If that were not enough, GE has eliminated the traditional defined benefit pension plan for management new-hires, and it’s logical to assume they’ll try the same with us. As they pointed out last contract, some other companies have done this. It’s also true that companies, like Pratt & Whitney, have negotiated contracts recently that maintained the traditional pension for their employees.
These two issues are critical. The health care plan does nothing to control costs—it simply shifts costs from GE to us.
To think that we would be satisfied by gambling our retirement in the stock market after the utter corruption of the entire economy by the likes of Bear Stearns and AIG during the Great Financial Crisis is ridiculous.

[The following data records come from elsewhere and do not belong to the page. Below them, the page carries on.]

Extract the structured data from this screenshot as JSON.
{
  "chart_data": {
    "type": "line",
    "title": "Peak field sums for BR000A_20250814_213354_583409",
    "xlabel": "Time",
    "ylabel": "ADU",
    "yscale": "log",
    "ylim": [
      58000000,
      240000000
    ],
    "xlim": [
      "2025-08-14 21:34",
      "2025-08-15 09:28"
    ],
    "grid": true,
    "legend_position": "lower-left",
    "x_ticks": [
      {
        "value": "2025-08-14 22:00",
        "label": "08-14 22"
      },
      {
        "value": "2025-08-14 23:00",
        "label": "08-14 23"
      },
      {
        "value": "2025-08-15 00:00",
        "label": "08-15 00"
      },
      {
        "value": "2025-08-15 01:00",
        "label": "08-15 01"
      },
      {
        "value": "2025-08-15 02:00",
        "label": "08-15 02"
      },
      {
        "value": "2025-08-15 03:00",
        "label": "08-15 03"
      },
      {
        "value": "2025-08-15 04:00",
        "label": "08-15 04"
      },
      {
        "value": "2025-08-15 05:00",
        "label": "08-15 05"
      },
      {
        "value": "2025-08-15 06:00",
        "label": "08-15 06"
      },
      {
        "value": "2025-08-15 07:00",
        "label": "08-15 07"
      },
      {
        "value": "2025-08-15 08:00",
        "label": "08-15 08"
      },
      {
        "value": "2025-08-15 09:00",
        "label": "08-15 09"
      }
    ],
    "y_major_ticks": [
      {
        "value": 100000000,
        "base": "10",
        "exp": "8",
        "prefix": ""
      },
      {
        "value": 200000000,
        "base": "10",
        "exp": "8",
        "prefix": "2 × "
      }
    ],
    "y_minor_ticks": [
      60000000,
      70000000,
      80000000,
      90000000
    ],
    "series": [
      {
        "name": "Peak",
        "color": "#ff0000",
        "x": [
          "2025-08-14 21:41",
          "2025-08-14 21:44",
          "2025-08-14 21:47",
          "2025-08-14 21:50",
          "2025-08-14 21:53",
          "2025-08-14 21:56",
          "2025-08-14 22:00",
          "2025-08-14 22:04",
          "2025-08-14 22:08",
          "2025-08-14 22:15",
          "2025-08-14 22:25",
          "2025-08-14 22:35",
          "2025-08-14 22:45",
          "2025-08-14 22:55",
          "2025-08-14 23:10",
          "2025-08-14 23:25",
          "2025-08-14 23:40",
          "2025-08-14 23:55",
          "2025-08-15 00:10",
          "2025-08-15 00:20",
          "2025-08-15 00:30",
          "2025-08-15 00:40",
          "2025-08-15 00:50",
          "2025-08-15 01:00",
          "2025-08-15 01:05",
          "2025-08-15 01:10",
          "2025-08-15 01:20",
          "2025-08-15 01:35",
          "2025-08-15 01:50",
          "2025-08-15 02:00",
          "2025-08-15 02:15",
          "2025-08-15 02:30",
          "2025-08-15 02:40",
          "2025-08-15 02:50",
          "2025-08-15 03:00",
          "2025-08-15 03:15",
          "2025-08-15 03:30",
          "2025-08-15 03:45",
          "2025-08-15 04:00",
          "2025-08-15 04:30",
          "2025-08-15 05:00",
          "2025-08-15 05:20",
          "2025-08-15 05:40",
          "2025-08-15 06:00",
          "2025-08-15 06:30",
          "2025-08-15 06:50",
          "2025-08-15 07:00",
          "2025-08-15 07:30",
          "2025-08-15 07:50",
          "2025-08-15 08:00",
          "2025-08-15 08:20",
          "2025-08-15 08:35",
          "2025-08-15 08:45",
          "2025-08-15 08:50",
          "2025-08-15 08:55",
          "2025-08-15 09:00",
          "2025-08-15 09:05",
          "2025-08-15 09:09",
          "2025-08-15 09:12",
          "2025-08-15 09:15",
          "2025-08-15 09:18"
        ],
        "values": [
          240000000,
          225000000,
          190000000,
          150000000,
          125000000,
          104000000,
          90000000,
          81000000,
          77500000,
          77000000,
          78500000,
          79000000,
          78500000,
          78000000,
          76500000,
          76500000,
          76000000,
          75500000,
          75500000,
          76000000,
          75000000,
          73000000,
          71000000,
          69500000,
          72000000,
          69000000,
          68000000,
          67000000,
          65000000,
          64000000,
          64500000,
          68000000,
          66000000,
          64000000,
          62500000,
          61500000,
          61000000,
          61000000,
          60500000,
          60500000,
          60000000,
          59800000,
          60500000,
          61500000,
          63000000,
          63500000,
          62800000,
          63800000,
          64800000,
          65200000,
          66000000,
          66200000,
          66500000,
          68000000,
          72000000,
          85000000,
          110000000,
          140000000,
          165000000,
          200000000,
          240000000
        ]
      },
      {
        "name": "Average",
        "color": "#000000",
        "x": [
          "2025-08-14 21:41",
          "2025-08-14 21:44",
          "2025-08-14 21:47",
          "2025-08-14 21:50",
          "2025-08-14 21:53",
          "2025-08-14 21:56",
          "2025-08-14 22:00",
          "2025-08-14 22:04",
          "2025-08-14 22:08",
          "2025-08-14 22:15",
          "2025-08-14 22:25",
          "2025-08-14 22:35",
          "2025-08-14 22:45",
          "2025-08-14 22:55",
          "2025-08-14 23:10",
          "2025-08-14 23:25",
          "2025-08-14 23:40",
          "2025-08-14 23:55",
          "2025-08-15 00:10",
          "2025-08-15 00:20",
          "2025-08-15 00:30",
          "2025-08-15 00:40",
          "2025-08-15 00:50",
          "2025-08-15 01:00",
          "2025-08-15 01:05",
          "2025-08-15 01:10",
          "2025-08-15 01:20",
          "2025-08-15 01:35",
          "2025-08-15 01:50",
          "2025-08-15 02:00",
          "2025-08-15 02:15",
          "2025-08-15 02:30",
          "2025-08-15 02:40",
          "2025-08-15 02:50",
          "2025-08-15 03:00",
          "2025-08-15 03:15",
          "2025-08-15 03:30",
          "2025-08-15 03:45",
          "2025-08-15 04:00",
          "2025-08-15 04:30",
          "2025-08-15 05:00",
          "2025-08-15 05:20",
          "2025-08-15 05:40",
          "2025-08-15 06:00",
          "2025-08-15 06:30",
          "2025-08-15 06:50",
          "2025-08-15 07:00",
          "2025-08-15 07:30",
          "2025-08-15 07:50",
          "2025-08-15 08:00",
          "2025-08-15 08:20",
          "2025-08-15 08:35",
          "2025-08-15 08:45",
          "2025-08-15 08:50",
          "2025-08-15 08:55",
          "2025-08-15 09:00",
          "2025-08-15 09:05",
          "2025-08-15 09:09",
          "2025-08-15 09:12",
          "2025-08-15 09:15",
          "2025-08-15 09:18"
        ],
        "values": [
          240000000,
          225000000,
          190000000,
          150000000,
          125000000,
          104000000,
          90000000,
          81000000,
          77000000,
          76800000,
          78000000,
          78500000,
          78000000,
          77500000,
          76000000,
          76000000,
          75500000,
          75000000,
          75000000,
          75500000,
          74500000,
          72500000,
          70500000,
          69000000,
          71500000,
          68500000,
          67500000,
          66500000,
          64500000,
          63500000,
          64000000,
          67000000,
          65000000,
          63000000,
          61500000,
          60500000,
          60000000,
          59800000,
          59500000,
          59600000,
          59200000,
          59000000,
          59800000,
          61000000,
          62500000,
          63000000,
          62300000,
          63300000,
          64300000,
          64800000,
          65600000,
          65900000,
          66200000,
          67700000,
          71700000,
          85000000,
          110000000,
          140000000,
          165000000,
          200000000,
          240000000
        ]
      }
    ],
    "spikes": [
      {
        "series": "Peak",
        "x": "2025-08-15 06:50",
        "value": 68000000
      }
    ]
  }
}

The company may think if they limit the worst of their proposals to future hires it will be acceptable to us. They view things like pensions and decent health care as “legacy” costs, antiquated expenditures that hurt the bottom line. Their view is always to make money NOW and move on. If, for example, shipping parts to a low-cost dictatorship overseas leads to the destruction of American manufacturing, so be it—the point is to make money NOW. If eliminating pensions leads to a pre-Social Security and pre-pensions period like the early 1930s when 60% of all senior citizens lived in poverty—so be it, the point is to make money NOW.
In our view, we are tied to those who went before us, and those who come after us. People whose names I will never know paid dues and walked picket lines and negotiated contracts to provide the benefits that put a roof over the head of my family. The future hires that we are not supposed to worry about are our neighbors, our children, our children’s children. This is a point of view that the company will never understand. The company builds a cadre of leaders who have no ties to any particular community. Capital is mobile at the click of a computer key—labor is tied to our jobs, our families, our communities.
So this set of negotiations will not be “normal”. We have negotiators who know what they are doing. More important, we have members, both new and veterans, who understand their own interests and are committed to defending them. The company will be churning out propaganda about why we should accept costly health care changes and why it is unreasonable to be protected against hunger in your old age. Management employees who have the stomach for it will be taking our temperature, trying to figure out what we will accept. In the next six months, an educated membership needs to take every opportunity to let management know we are not going to accept what management was forced to swallow.
NOTE: President Crosby will be away this week visiting worker-owned cooperative businesses in Spain, as part of a coalition that is looking into starting such projects in Lynn. He will report from Spain to the Local 201 website.